When Betty went to her room she dismissed her maid as soon as possible, and sat for some time alone and waiting. She had had no opportunity to speak to Rosy in private, and she was sure she would come to her. In the course of half an hour she heard a knock at the door.

Yes, it was Rosy, and her newly-born colour had fled and left her looking dragged again. She came forward and dropped into a low chair near Betty, letting her face fall into her hands.

“I’m very sorry, Betty,” she half whispered, “but it is no use.”

“What is no use?” Betty asked.

“Nothing is any use. All these years have made me such a coward. I suppose I always was a coward, but in the old days there never was anything to be afraid of.”

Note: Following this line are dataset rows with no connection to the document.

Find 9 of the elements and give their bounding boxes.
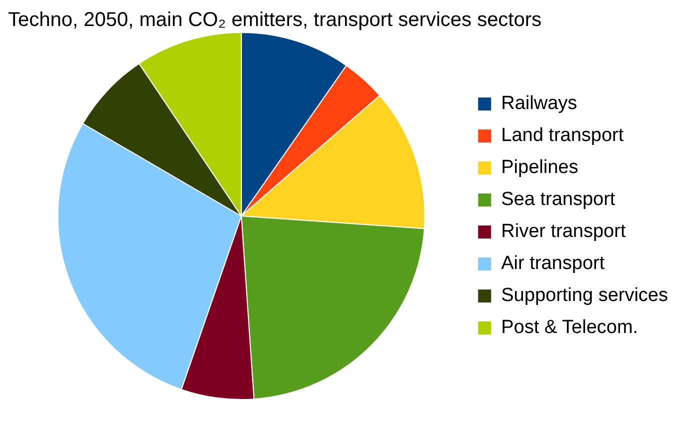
legend-label: River transport — [501, 221, 626, 242]
legend-label: Air transport — [501, 253, 606, 274]
legend-label: Supporting services — [501, 285, 668, 306]
legend-label: Pipelines — [501, 157, 578, 178]
legend-label: Land transport — [501, 125, 624, 146]
chart-title: Techno, 2050, main CO₂ emitters, transport services sectors — [8, 8, 543, 32]
legend-label: Post & Telecom. — [501, 317, 638, 338]
legend-label: Railways — [501, 93, 578, 114]
legend-label: Sea transport — [501, 189, 616, 210]
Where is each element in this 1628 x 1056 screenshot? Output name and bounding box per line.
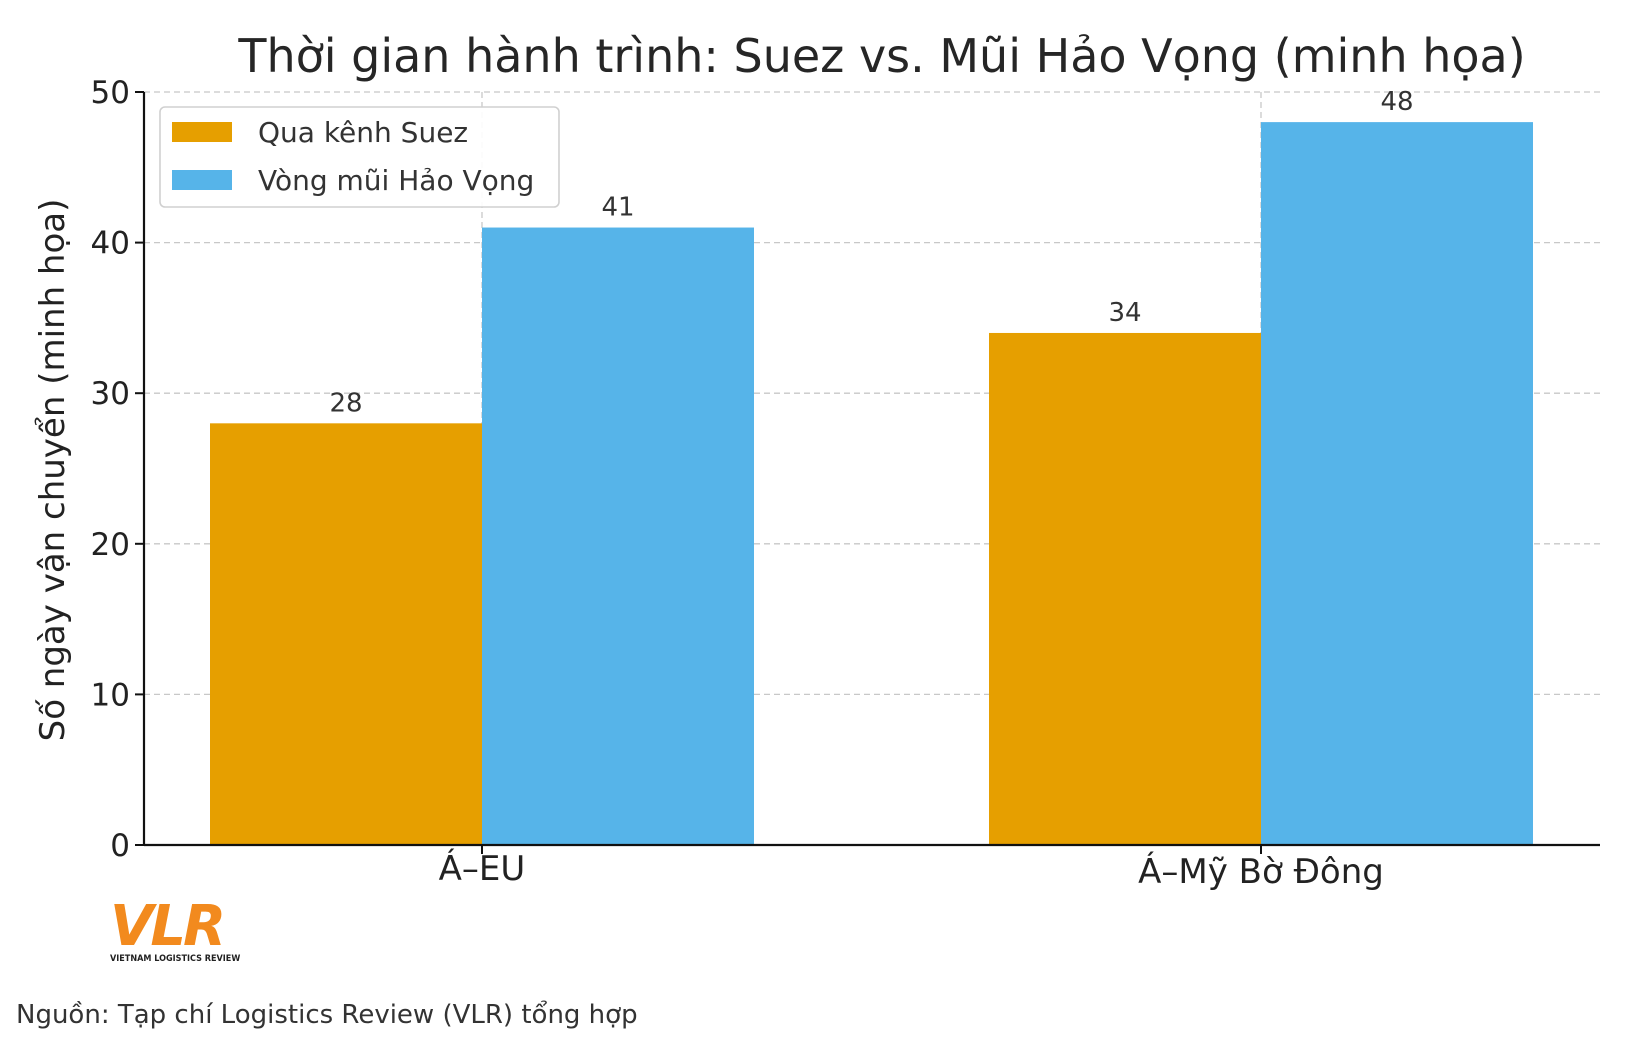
y-tick-label: 40 (91, 226, 130, 262)
data-label: 28 (329, 388, 362, 418)
x-tick-label: Á–EU (439, 848, 526, 889)
bar (210, 423, 482, 845)
bar (989, 332, 1261, 846)
data-label: 34 (1108, 298, 1141, 328)
legend-swatch (172, 122, 232, 142)
logo-mark: VLR (110, 894, 226, 959)
x-tick-label: Á–Mỹ Bờ Đông (1138, 851, 1384, 892)
legend-box (159, 106, 560, 208)
data-label: 48 (1380, 87, 1413, 117)
y-tick-label: 10 (91, 677, 130, 713)
y-tick-label: 30 (91, 376, 130, 412)
legend-label: Vòng mũi Hảo Vọng (258, 164, 534, 197)
source-note: Nguồn: Tạp chí Logistics Review (VLR) tổ… (16, 1000, 638, 1030)
y-tick-label: 0 (110, 828, 130, 864)
chart-title: Thời gian hành trình: Suez vs. Mũi Hảo V… (237, 29, 1525, 83)
legend-swatch (172, 170, 232, 190)
legend: Qua kênh Suez Vòng mũi Hảo Vọng (159, 106, 560, 208)
bar (482, 227, 754, 846)
logo-tagline: VIETNAM LOGISTICS REVIEW (110, 954, 241, 964)
bars: 28 34 41 48 (210, 87, 1533, 846)
axes: 0 10 20 30 40 50 Á–EU Á–Mỹ Bờ Đông (91, 75, 1600, 892)
y-axis-label: Số ngày vận chuyển (minh họa) (33, 199, 73, 742)
y-tick-label: 50 (91, 75, 130, 111)
data-label: 41 (601, 193, 634, 223)
bar (1261, 122, 1533, 846)
legend-label: Qua kênh Suez (258, 116, 468, 149)
vlr-logo: VLR VIETNAM LOGISTICS REVIEW (110, 894, 241, 965)
y-tick-label: 20 (91, 527, 130, 563)
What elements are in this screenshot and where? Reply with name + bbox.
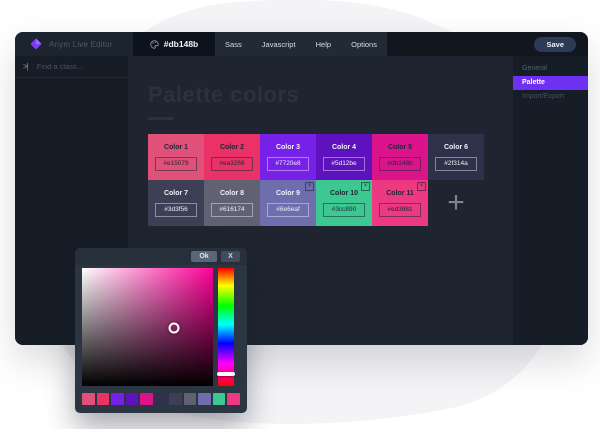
save-button[interactable]: Save (534, 36, 576, 52)
color-hex-field[interactable]: #2f314a (435, 157, 477, 171)
color-card-8[interactable]: × Color 8 #616174 (204, 180, 260, 226)
collapse-panel-icon[interactable]: >| (23, 62, 29, 71)
active-color-chip[interactable]: #db148b (133, 32, 215, 56)
picker-swatch[interactable] (154, 393, 167, 405)
picker-close-button[interactable]: X (221, 251, 240, 262)
menu-item-help[interactable]: Help (315, 39, 332, 49)
color-hex-field[interactable]: #616174 (211, 203, 253, 217)
page-title: Palette colors (148, 82, 300, 107)
color-card-3[interactable]: × Color 3 #7720e8 (260, 134, 316, 180)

“What are you most afraid of now?”

“I don’t know. That is the worst. I am afraid of HIM— just of himself—of the look in his eyes—of what he may be planning quietly. My strength dies away when he comes near me.”

“What has he said to you?” she asked.

“He came into my dressing-room and sat and talked. He looked about from one thing to another and pretended to admire it all and congratulated me. But though he did not sneer at what he saw, his eyes were sneering at me.